AviTil · March 5, 2024, 7:01am

Okay, I've got this working using QIIME1.8 now, but using a narrow range of version dependencies.

For anyone else in the future. cutadapt can only be used if your reads also contain the barcodes at the start of the ends of the reads. In mycase, the index reads were not included as a part of the actual sequence reads, which means cutadapt could not be used. Hence, I had to brute force my way through installing the QIIME1.8 dependencies manually.

Nicholas_Bokulich · March 5, 2024, 7:07am

Hi @AviTil ,
Thanks for sharing and for managing to install QIIME 1.8! That deserves a trophy, I did not think that it was even possible any more!

That's correct, cutadapt only supports demultiplexing dual-indexed reads when the barcodes are in the reads. AND q2-cutadapt does as well. This is possible with the qiime cutadapt demux-paired action, just in case anyone reading this thread is interested.

But What you have, @AviTil , is basically EMP format but with dual-indexed reads (an uncommon format I think). One possibility might also be to concatenate the barcodes (using a custom script) and then passing this concatenated barcode to qiime demux emp-paired. Sounds like you have this working now with QIIME 1, but just in case you wanted a possible solution with QIIME 2, or an idea others reading this topic in the future.

AviTil · March 5, 2024, 7:33am

Hi Nicholas,

Thanks for your reply. I did come across other threads here explicitly talking about manual concatenation of the barcodes. But I was reluctant to do so. In my inexperienced eyes, it was just another source of error. I was concerned about a couple of things

Each sequence identifier in the reads also contain a Y/N value which reflects if it has passed a "filter" step during the BCL to FASTQ conversion. I had no idea if this mattered, and how it was calculated. I didnt know how i would define my identifier be if i were to concatenate a I1 that passed and I2 that didnt.
i did not know how i would deal with if a certain spot had an I1, R1 and R2 But lacked an I2 for some reason (insufficient cluster density or some sequencing error).
How to deal with Ns in Index reads?

Im pretty much a novice here, and I am trying to tread carefully keeping reproducability of my data in mind, and so wanted to use something that i could just repeat rather than use a custom script.

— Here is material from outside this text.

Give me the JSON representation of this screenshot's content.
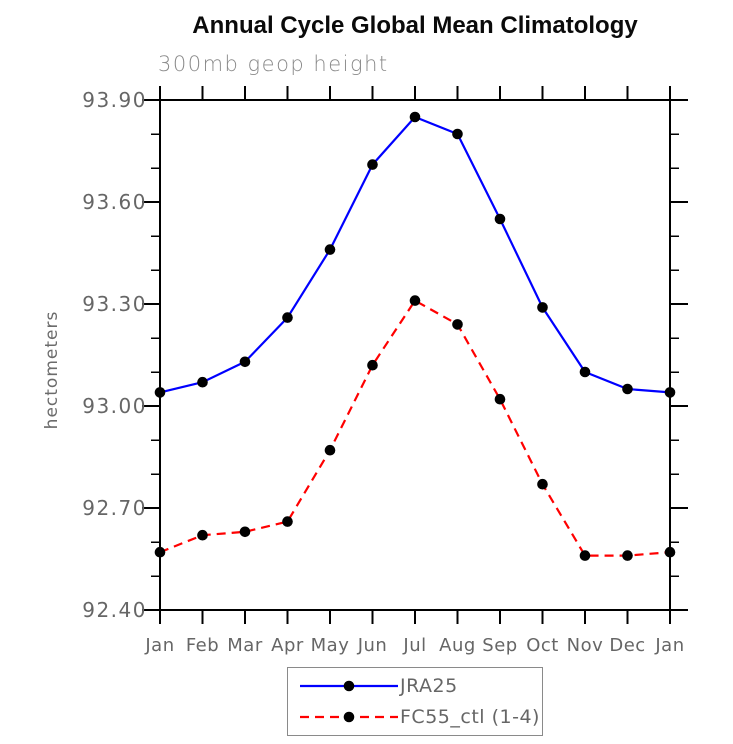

If you could provide some pointers and lay these questions to rest, id be grateful, since i would now be comfortable with using a custom script.

Nicholas_Bokulich · March 7, 2024, 6:19am

Hi @AviTil ,

If one read or index passes and the pair does not, you should discard both.

These should probably also be discarded, as otherwise how can you be sure that you are mapping to the correct barcode?

Good luck!